By last week, the agency’s examination had identified a “multitude of incidents where trust investment accounts had been harmed or depleted by the actions of at least one officer,” court records state.
$4.1 million gone
Desert State bank account records and internal company records examined by the state showed the total client assets being managed by Desert State at the end of calendar year 2016 was $5.86 million, with about $800,000 of that identified as being legitimate disbursements and expenses for that year.
That should have left a total of about $5.06 million in client assets, excluding real estate and insurance policies.
But brokerage statements for the client investment account showed only $926,000 remaining in those accounts. “This means losses to those accounts that cannot be legitimately accounted for totals $4.1 million in calendar year 2016 alone,” according to an affidavit submitted by Moya.
Currently, there appears to be “insufficient funds” to make the required disbursements on clients’ accounts, the affidavit stated.

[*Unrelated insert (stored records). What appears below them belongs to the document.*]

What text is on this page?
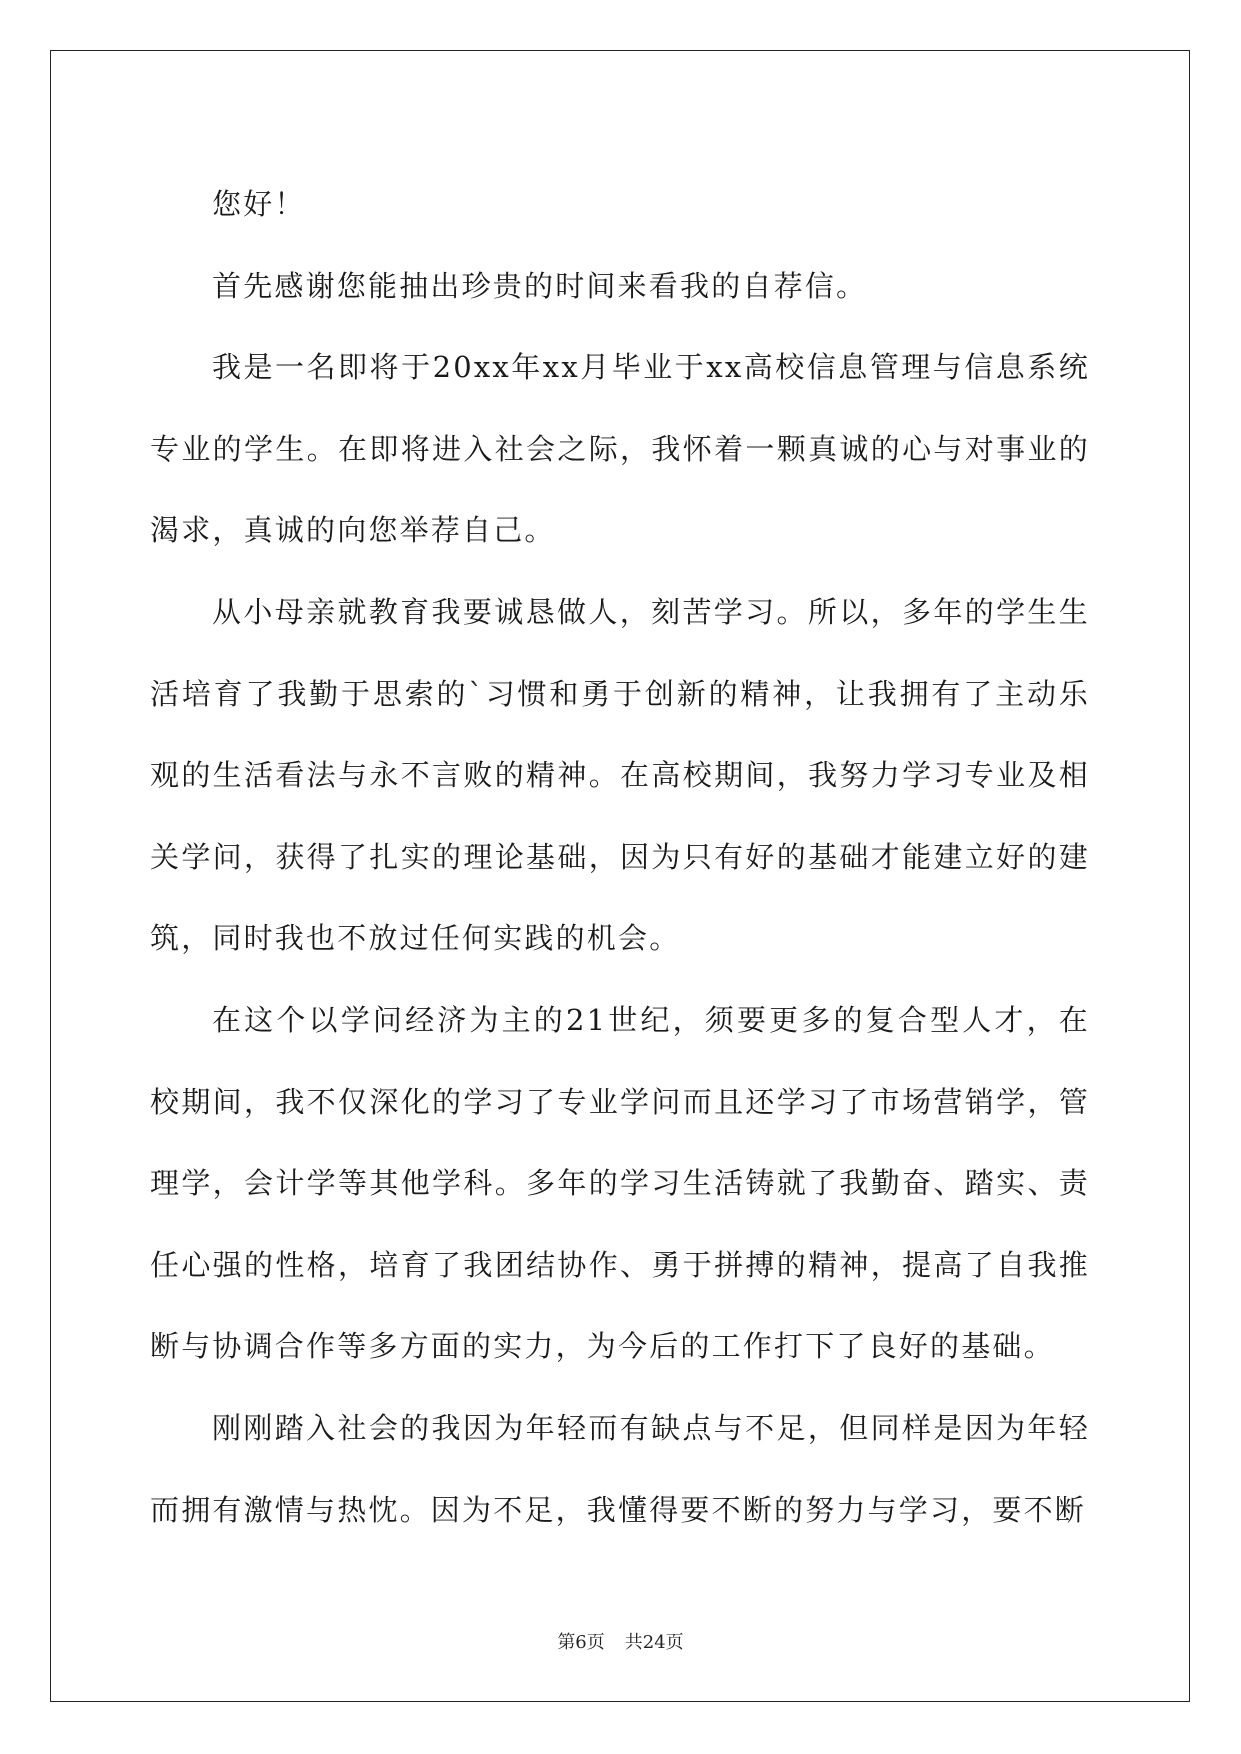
您好！

首先感谢您能抽出珍贵的时间来看我的自荐信。

我是一名即将于20xx年xx月毕业于xx高校信息管理与信息系统专业的学生。在即将进入社会之际，我怀着一颗真诚的心与对事业的渴求，真诚的向您举荐自己。

从小母亲就教育我要诚恳做人，刻苦学习。所以，多年的学生生活培育了我勤于思索的`习惯和勇于创新的精神，让我拥有了主动乐观的生活看法与永不言败的精神。在高校期间，我努力学习专业及相关学问，获得了扎实的理论基础，因为只有好的基础才能建立好的建筑，同时我也不放过任何实践的机会。

在这个以学问经济为主的21世纪，须要更多的复合型人才，在校期间，我不仅深化的学习了专业学问而且还学习了市场营销学，管理学，会计学等其他学科。多年的学习生活铸就了我勤奋、踏实、责任心强的性格，培育了我团结协作、勇于拼搏的精神，提高了自我推断与协调合作等多方面的实力，为今后的工作打下了良好的基础。

刚刚踏入社会的我因为年轻而有缺点与不足，但同样是因为年轻而拥有激情与热忱。因为不足，我懂得要不断的努力与学习，要不断

第6页 共24页
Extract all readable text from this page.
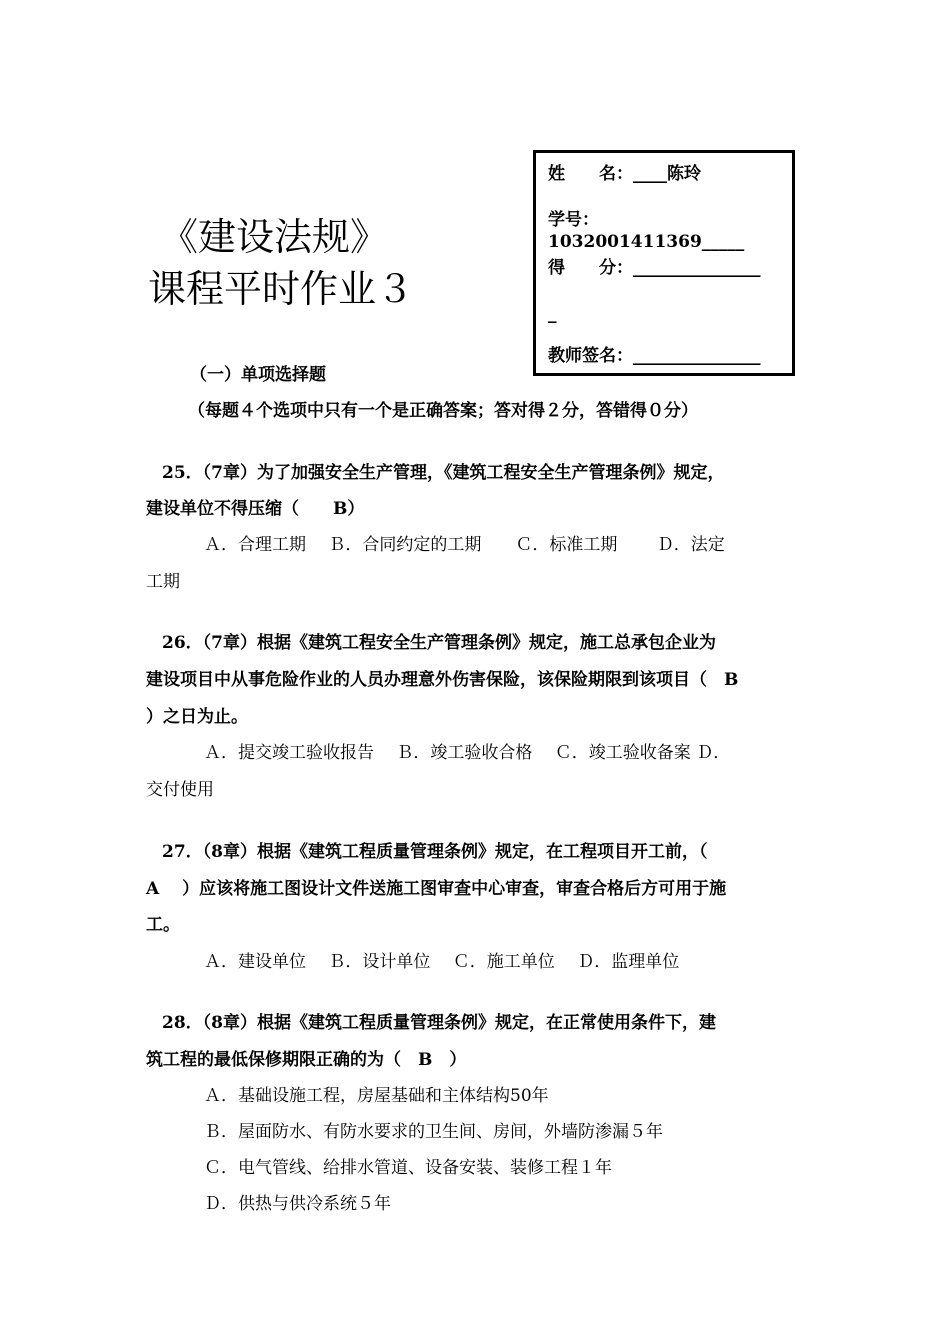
《建设法规》
课程平时作业３
姓　　名：____陈玲
学号：1032001411369_____
得　　分：_______________
_
教师签名：_______________
（一）单项选择题
（每题４个选项中只有一个是正确答案；答对得２分，答错得０分）
25．（7章）为了加强安全生产管理，《建筑工程安全生产管理条例》规定，
建设单位不得压缩（　　B）
Ａ．合理工期　 Ｂ．合同约定的工期　　Ｃ．标准工期　　 Ｄ．法定
工期
26．（7章）根据《建筑工程安全生产管理条例》规定，施工总承包企业为
建设项目中从事危险作业的人员办理意外伤害保险，该保险期限到该项目（　B
）之日为止。
Ａ．提交竣工验收报告　 Ｂ．竣工验收合格　 Ｃ．竣工验收备案 Ｄ．
交付使用
27．（8章）根据《建筑工程质量管理条例》规定，在工程项目开工前，（
A　 ）应该将施工图设计文件送施工图审查中心审查，审查合格后方可用于施
工。
Ａ．建设单位　 Ｂ．设计单位　 Ｃ．施工单位　 Ｄ．监理单位
28．（8章）根据《建筑工程质量管理条例》规定，在正常使用条件下，建
筑工程的最低保修期限正确的为（　B　）
Ａ．基础设施工程，房屋基础和主体结构50年
Ｂ．屋面防水、有防水要求的卫生间、房间，外墙防渗漏５年
Ｃ．电气管线、给排水管道、设备安装、装修工程１年
Ｄ．供热与供冷系统５年
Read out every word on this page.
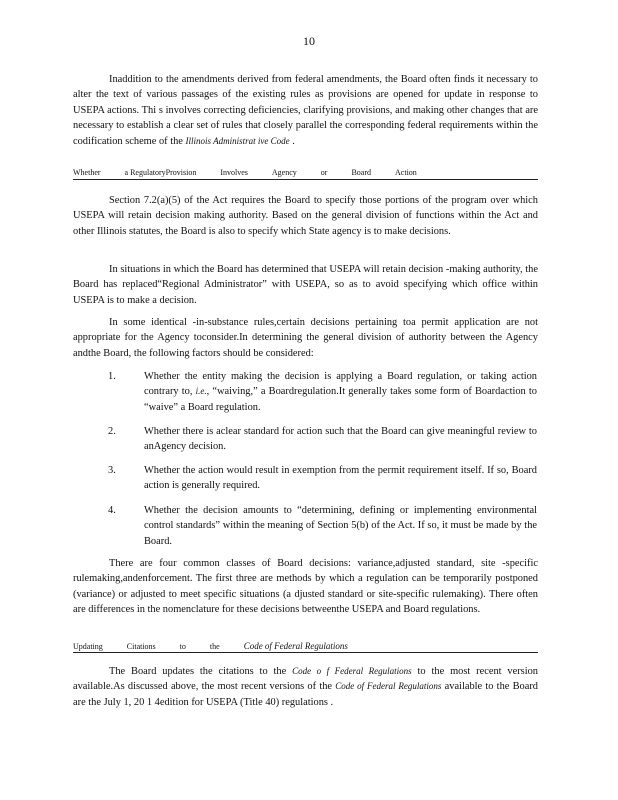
10
Inaddition to the amendments derived from federal amendments, the Board often finds it necessary to alter the text of various passages of the existing rules as provisions are opened for update in response to USEPA actions. Thi s involves correcting deficiencies, clarifying provisions, and making other changes that are necessary to establish a clear set of rules that closely parallel the corresponding federal requirements within the codification scheme of the Illinois Administrat ive Code .
Whether	a RegulatoryProvision	Involves	Agency	or	Board	Action
Section 7.2(a)(5) of the Act requires the Board to specify those portions of the program over which USEPA will retain decision making authority. Based on the general division of functions within the Act and other Illinois statutes, the Board is also to specify which State agency is to make decisions.
In situations in which the Board has determined that USEPA will retain decision -making authority, the Board has replaced“Regional Administrator” with USEPA, so as to avoid specifying which office within USEPA is to make a decision.
In some identical -in-substance rules,certain decisions pertaining toa permit application are not appropriate for the Agency toconsider.In determining the general division of authority between the Agency andthe Board, the following factors should be considered:
1.	Whether the entity making the decision is applying a Board regulation, or taking action contrary to, i.e., “waiving,” a Boardregulation.It generally takes some form of Boardaction to “waive” a Board regulation.
2.	Whether there is aclear standard for action such that the Board can give meaningful review to anAgency decision.
3.	Whether the action would result in exemption from the permit requirement itself. If so, Board action is generally required.
4.	Whether the decision amounts to “determining, defining or implementing environmental control standards” within the meaning of Section 5(b) of the Act. If so, it must be made by the Board.
There are four common classes of Board decisions: variance,adjusted standard, site -specific rulemaking,andenforcement. The first three are methods by which a regulation can be temporarily postponed (variance) or adjusted to meet specific situations (a djusted standard or site-specific rulemaking). There often are differences in the nomenclature for these decisions betweenthe USEPA and Board regulations.
Updating	Citations	to	the	Code of Federal Regulations
The Board updates the citations to the Code o f Federal Regulations to the most recent version available.As discussed above, the most recent versions of the Code of Federal Regulations available to the Board are the July 1, 20 1 4edition for USEPA (Title 40) regulations .
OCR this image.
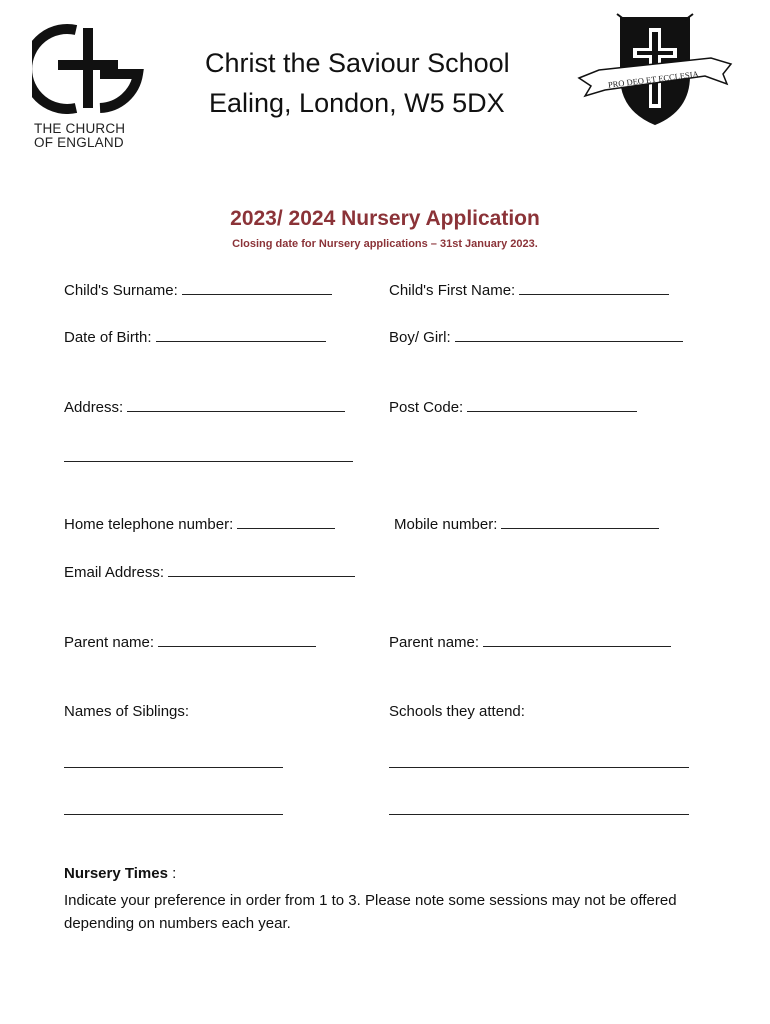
THE CHURCH
OF ENGLAND
Christ the Saviour School
Ealing, London, W5 5DX
PRO DEO ET ECCLESIA
2023/ 2024 Nursery Application
Closing date for Nursery applications – 31st January 2023.
Child's Surname:	Child's First Name:
Date of Birth:	Boy/ Girl:
Address:	Post Code:
Home telephone number:	Mobile number:
Email Address:
Parent name:	Parent name:
Names of Siblings:	Schools they attend:
Nursery Times :
Indicate your preference in order from 1 to 3. Please note some sessions may not be offered depending on numbers each year.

“The ongoing analysis conducted by the FID of the banking and client account records of DSLM has led the FID to believe that over the time period of 2006 until present, more than $4 million in trust investment account funds managed by DSLM have been transferred out of the investment account for those trusts and out of the accounts of DSLM and into accounts controlled in whole or in part by Paul Donisthorpe, including accounts for Spectrum Capital Markets, LLC., Paul A. Donisthorpe, LLC, Corazon Cattle and or Corazon-Pitchford, LLC,” the state contends.
Brain damage claim
The court filing gave a chronology of how the audit progressed.
Donisthorpe sent an email Feb. 10 thanking a state financial examiner for an update on when the examination would occur.
But none of the records requested by the state was subsequently provided, and there was no explanation as to why.
On Feb. 24, Donisthorpe’s wife, criminal trial attorney Liane Kerr, told the chief examiner for the agency that her husband had “fallen down, possibly had a stroke and possible brain damage and was, at that time, in the hospital.” He is 61 years old.
Kerr couldn’t be reached for comment on Friday.
Current employees didn’t know much about the operations of the company, and apparently there was only one “functioning” member of the board of directors for Desert State – board member Helen Bennett.
On March 27, Bennett contacted the FID and said that Donisthrope’s wife told her that he “had recently attempted to commit suicide,” Moya’s affidavit stated.
Donisthorpe overdosed on prescription medication but survived and now may have brain damage that impairs his memory, Bennett told investigators.
Bennett also told the state examiners that Paul Donisthorpe was the only person at the company who was able to access the funds in the trust investment accounts and draw down funds from those accounts.
“Ms. Bennett stated that attempts had been made to question Paul A. Donisthorpe about the missing … client money and that Mr. Donisthorpe had stated something to the effect that he could not remember, but that if the money was missing then he must have taken it,” Moya’s affidavit stated.
Bennett, who couldn’t be reached for comment, has been assisting state officials with their inquiry, court records show.
Donisthorpe in 1991 served two years in prison for vehicular homicide. Police said he was drunk when he killed an Albuquerque teacher in 1990.
In 2003, he was appointed by Gov. Bill Richardson to the New Mexico Commission on Higher Education but resigned three days later after the revelations about his conviction became public.